Is there a Craft app for Windows or Android?

No. Craft does not have a native Windows app, Android app, or Linux app. There is a web version at craft.do that provides limited access on non-Apple platforms, but it lacks the offline performance and feature completeness of the native macOS and iOS apps. If cross-platform support is a requirement, Notion, Obsidian, and Coda all provide native apps on Windows and Android. Mem works via web on all platforms. This is the most frequently cited limitation driving users away from Craft.

What is the best free Craft alternative?

Apple Notes is the best free Craft alternative for Apple users. It's completely free, syncs instantly via iCloud at no extra cost, supports rich text, tables, checklists, and collaboration, and integrates deeply with the Apple ecosystem. For users who need a free cross-platform option, Notion's free plan covers unlimited pages with databases and team collaboration. Obsidian is free for personal use on a single device.
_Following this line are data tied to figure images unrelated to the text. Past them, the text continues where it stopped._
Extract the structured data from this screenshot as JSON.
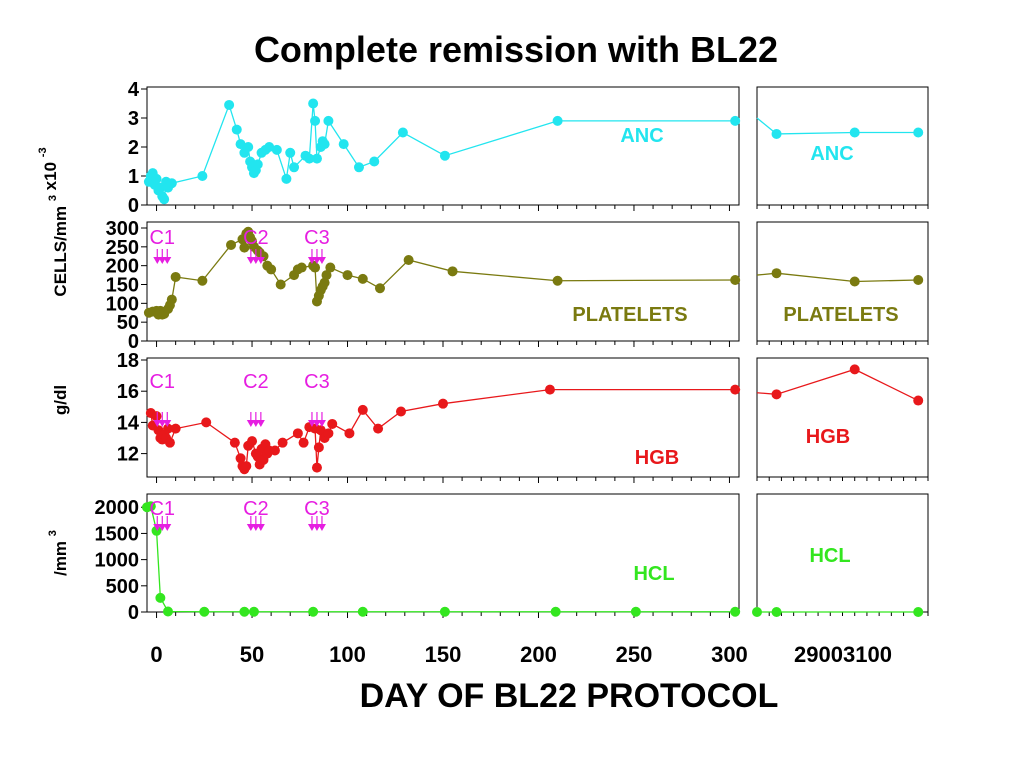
{
  "chart_data": {
    "type": "line",
    "title": "Complete remission with BL22",
    "xlabel": "DAY OF BL22 PROTOCOL",
    "x_ticks_main": [
      "0",
      "50",
      "100",
      "150",
      "200",
      "250",
      "300"
    ],
    "x_ticks_late": [
      "2900",
      "3100"
    ],
    "x_range_main": [
      -5,
      305
    ],
    "x_range_late": [
      2800,
      3150
    ],
    "y_label_cells": "CELLS/mm",
    "y_label_cells_sup1": "3",
    "y_label_cells_mult": "x10",
    "y_label_cells_sup2": "-3",
    "y_label_hgb": "g/dl",
    "y_label_hcl": "/mm",
    "y_label_hcl_sup": "3",
    "colors": {
      "anc": "#22e5ef",
      "platelets": "#7a7a10",
      "hgb": "#e8181b",
      "hcl": "#33e61f",
      "cycle": "#e61ee1"
    },
    "panels": [
      {
        "id": "anc",
        "label": "ANC",
        "ylim": [
          0,
          4
        ],
        "yticks": [
          "0",
          "1",
          "2",
          "3",
          "4"
        ],
        "color": "#22e5ef",
        "cycles": [],
        "main": [
          [
            -4,
            0.8
          ],
          [
            -3,
            1
          ],
          [
            -2,
            1.1
          ],
          [
            -1,
            0.7
          ],
          [
            0,
            0.9
          ],
          [
            1,
            0.5
          ],
          [
            2,
            0.6
          ],
          [
            3,
            0.3
          ],
          [
            4,
            0.2
          ],
          [
            5,
            0.8
          ],
          [
            6,
            0.6
          ],
          [
            8,
            0.75
          ],
          [
            24,
            1
          ],
          [
            38,
            3.45
          ],
          [
            42,
            2.6
          ],
          [
            44,
            2.1
          ],
          [
            46,
            1.8
          ],
          [
            48,
            2
          ],
          [
            49,
            1.5
          ],
          [
            50,
            1.3
          ],
          [
            51,
            1.1
          ],
          [
            52,
            1.2
          ],
          [
            53,
            1.4
          ],
          [
            55,
            1.8
          ],
          [
            57,
            1.9
          ],
          [
            59,
            2
          ],
          [
            63,
            1.9
          ],
          [
            68,
            0.9
          ],
          [
            70,
            1.8
          ],
          [
            72,
            1.3
          ],
          [
            78,
            1.7
          ],
          [
            80,
            1.6
          ],
          [
            82,
            3.5
          ],
          [
            83,
            2.9
          ],
          [
            84,
            1.6
          ],
          [
            86,
            2
          ],
          [
            87,
            2.2
          ],
          [
            88,
            2.1
          ],
          [
            90,
            2.9
          ],
          [
            98,
            2.1
          ],
          [
            106,
            1.3
          ],
          [
            114,
            1.5
          ],
          [
            129,
            2.5
          ],
          [
            151,
            1.7
          ],
          [
            210,
            2.9
          ],
          [
            303,
            2.9
          ]
        ],
        "late": [
          [
            2800,
            3
          ],
          [
            2840,
            2.45
          ],
          [
            3000,
            2.5
          ],
          [
            3130,
            2.5
          ]
        ]
      },
      {
        "id": "platelets",
        "label": "PLATELETS",
        "ylim": [
          0,
          300
        ],
        "yticks": [
          "0",
          "50",
          "100",
          "150",
          "200",
          "250",
          "300"
        ],
        "color": "#7a7a10",
        "cycles": [
          {
            "label": "C1",
            "day": 3
          },
          {
            "label": "C2",
            "day": 52
          },
          {
            "label": "C3",
            "day": 84
          }
        ],
        "main": [
          [
            -4,
            75
          ],
          [
            -2,
            78
          ],
          [
            0,
            80
          ],
          [
            1,
            70
          ],
          [
            2,
            80
          ],
          [
            3,
            70
          ],
          [
            4,
            72
          ],
          [
            6,
            85
          ],
          [
            7,
            95
          ],
          [
            8,
            110
          ],
          [
            10,
            170
          ],
          [
            24,
            160
          ],
          [
            39,
            255
          ],
          [
            45,
            270
          ],
          [
            46,
            248
          ],
          [
            47,
            285
          ],
          [
            48,
            290
          ],
          [
            49,
            275
          ],
          [
            50,
            265
          ],
          [
            51,
            250
          ],
          [
            53,
            240
          ],
          [
            54,
            235
          ],
          [
            56,
            225
          ],
          [
            58,
            200
          ],
          [
            60,
            190
          ],
          [
            65,
            150
          ],
          [
            72,
            175
          ],
          [
            74,
            190
          ],
          [
            76,
            195
          ],
          [
            82,
            200
          ],
          [
            83,
            195
          ],
          [
            84,
            105
          ],
          [
            85,
            120
          ],
          [
            86,
            135
          ],
          [
            87,
            145
          ],
          [
            88,
            155
          ],
          [
            89,
            175
          ],
          [
            91,
            195
          ],
          [
            100,
            175
          ],
          [
            108,
            165
          ],
          [
            117,
            140
          ],
          [
            132,
            215
          ],
          [
            155,
            185
          ],
          [
            210,
            160
          ],
          [
            303,
            162
          ]
        ],
        "late": [
          [
            2800,
            175
          ],
          [
            2840,
            180
          ],
          [
            3000,
            158
          ],
          [
            3130,
            162
          ]
        ]
      },
      {
        "id": "hgb",
        "label": "HGB",
        "ylim": [
          10.5,
          18
        ],
        "yticks": [
          "12",
          "14",
          "16",
          "18"
        ],
        "color": "#e8181b",
        "cycles": [
          {
            "label": "C1",
            "day": 3
          },
          {
            "label": "C2",
            "day": 52
          },
          {
            "label": "C3",
            "day": 84
          }
        ],
        "main": [
          [
            -3,
            14.6
          ],
          [
            -2,
            13.8
          ],
          [
            0,
            14.4
          ],
          [
            1,
            13.5
          ],
          [
            2,
            13
          ],
          [
            3,
            12.9
          ],
          [
            4,
            13.2
          ],
          [
            5,
            13
          ],
          [
            6,
            13.6
          ],
          [
            7,
            12.7
          ],
          [
            10,
            13.6
          ],
          [
            26,
            14
          ],
          [
            41,
            12.7
          ],
          [
            44,
            11.7
          ],
          [
            45,
            11.2
          ],
          [
            46,
            11
          ],
          [
            47,
            11.2
          ],
          [
            48,
            12.5
          ],
          [
            50,
            12.8
          ],
          [
            52,
            12
          ],
          [
            53,
            11.8
          ],
          [
            54,
            11.3
          ],
          [
            55,
            12.3
          ],
          [
            56,
            11.6
          ],
          [
            57,
            12.6
          ],
          [
            58,
            12
          ],
          [
            59,
            12.2
          ],
          [
            62,
            12.2
          ],
          [
            66,
            12.7
          ],
          [
            74,
            13.3
          ],
          [
            77,
            12.7
          ],
          [
            80,
            13.7
          ],
          [
            83,
            13.6
          ],
          [
            84,
            11.1
          ],
          [
            85,
            12.4
          ],
          [
            86,
            13.5
          ],
          [
            88,
            13
          ],
          [
            90,
            13.3
          ],
          [
            92,
            13.9
          ],
          [
            101,
            13.3
          ],
          [
            108,
            14.8
          ],
          [
            116,
            13.6
          ],
          [
            128,
            14.7
          ],
          [
            150,
            15.2
          ],
          [
            206,
            16.1
          ],
          [
            303,
            16.1
          ]
        ],
        "late": [
          [
            2800,
            15.9
          ],
          [
            2840,
            15.8
          ],
          [
            3000,
            17.4
          ],
          [
            3130,
            15.4
          ]
        ]
      },
      {
        "id": "hcl",
        "label": "HCL",
        "ylim": [
          0,
          2100
        ],
        "yticks": [
          "0",
          "500",
          "1000",
          "1500",
          "2000"
        ],
        "color": "#33e61f",
        "cycles": [
          {
            "label": "C1",
            "day": 3
          },
          {
            "label": "C2",
            "day": 52
          },
          {
            "label": "C3",
            "day": 84
          }
        ],
        "main": [
          [
            -5,
            2000
          ],
          [
            -3,
            2020
          ],
          [
            0,
            1550
          ],
          [
            2,
            270
          ],
          [
            6,
            10
          ],
          [
            25,
            5
          ],
          [
            46,
            5
          ],
          [
            51,
            5
          ],
          [
            82,
            5
          ],
          [
            108,
            5
          ],
          [
            151,
            5
          ],
          [
            209,
            5
          ],
          [
            251,
            5
          ],
          [
            303,
            5
          ]
        ],
        "late": [
          [
            2800,
            0
          ],
          [
            2840,
            0
          ],
          [
            3130,
            0
          ]
        ]
      }
    ]
  }
}
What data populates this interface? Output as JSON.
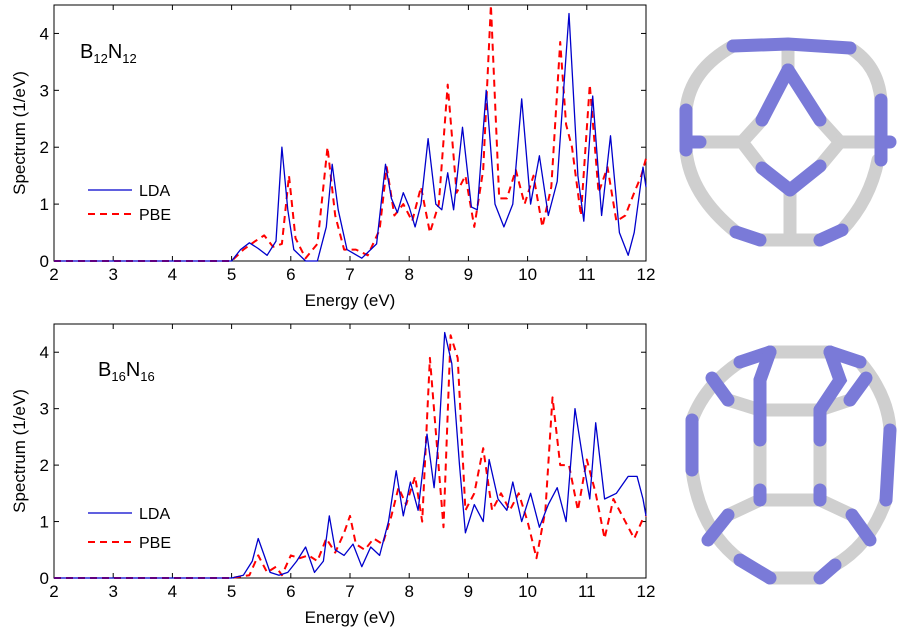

For work management beyond documents, alfred_ offers a 30-day free trial.

Does alfred_ replace Craft?

alfred_ replaces the need for Craft if your primary use of Craft is drafting work communications, tracking email follow-ups, and capturing meeting action items. alfred_ reads your inbox automatically, triages emails by urgency, drafts replies in your tone, extracts tasks from threads, and delivers a daily briefing. You don't need a document editor to manage communications that an AI can handle at the source. alfred_ doesn't replace Craft for creative writing, personal knowledge management, or beautiful document publishing. $24.99/month with a 30-day free trial.

Is Bear better than Craft?

Bear and Craft are closely matched Apple-native writing apps, and the better choice depends on your priorities. Bear excels at simple, focused writing with the best Markdown editing experience on iOS. Craft excels at nested document structure, richer block formatting, and web publishing with a single click. Bear costs $2.99/month vs. Craft Pro's $4.99/month. If you want a focused writing tool with tag organization, Bear is simpler and cheaper. If you need nested documents, backlinks, and web publishing, Craft is more capable.

What is the best Craft alternative for teams?

Notion is the best Craft alternative for teams. It provides real-time collaboration with multiple cursors, team permissions, shared workspaces, databases, wikis, and a free plan that supports unlimited members with view access. Craft supports shared spaces and comments but is not designed for real-time team editing at scale. Coda is also strong for teams that need documents with built-in automation and live data from integrations. For teams managing work primarily through email and meetings, alfred_ provides individual AI assistance across the team's communications.

Does Craft have a web clipper or email integration?

Craft has a web clipper for saving content from Safari, and a share extension for capturing content from other apps on iOS and macOS. However, Craft has no email integration: it cannot connect to your inbox, capture emails automatically, or manage your communications. You can share emails into Craft manually via the share sheet, but there's no automatic capture or email triage. alfred_ is the only tool on this list with native email triage, reply drafting, and task extraction from your inbox built in.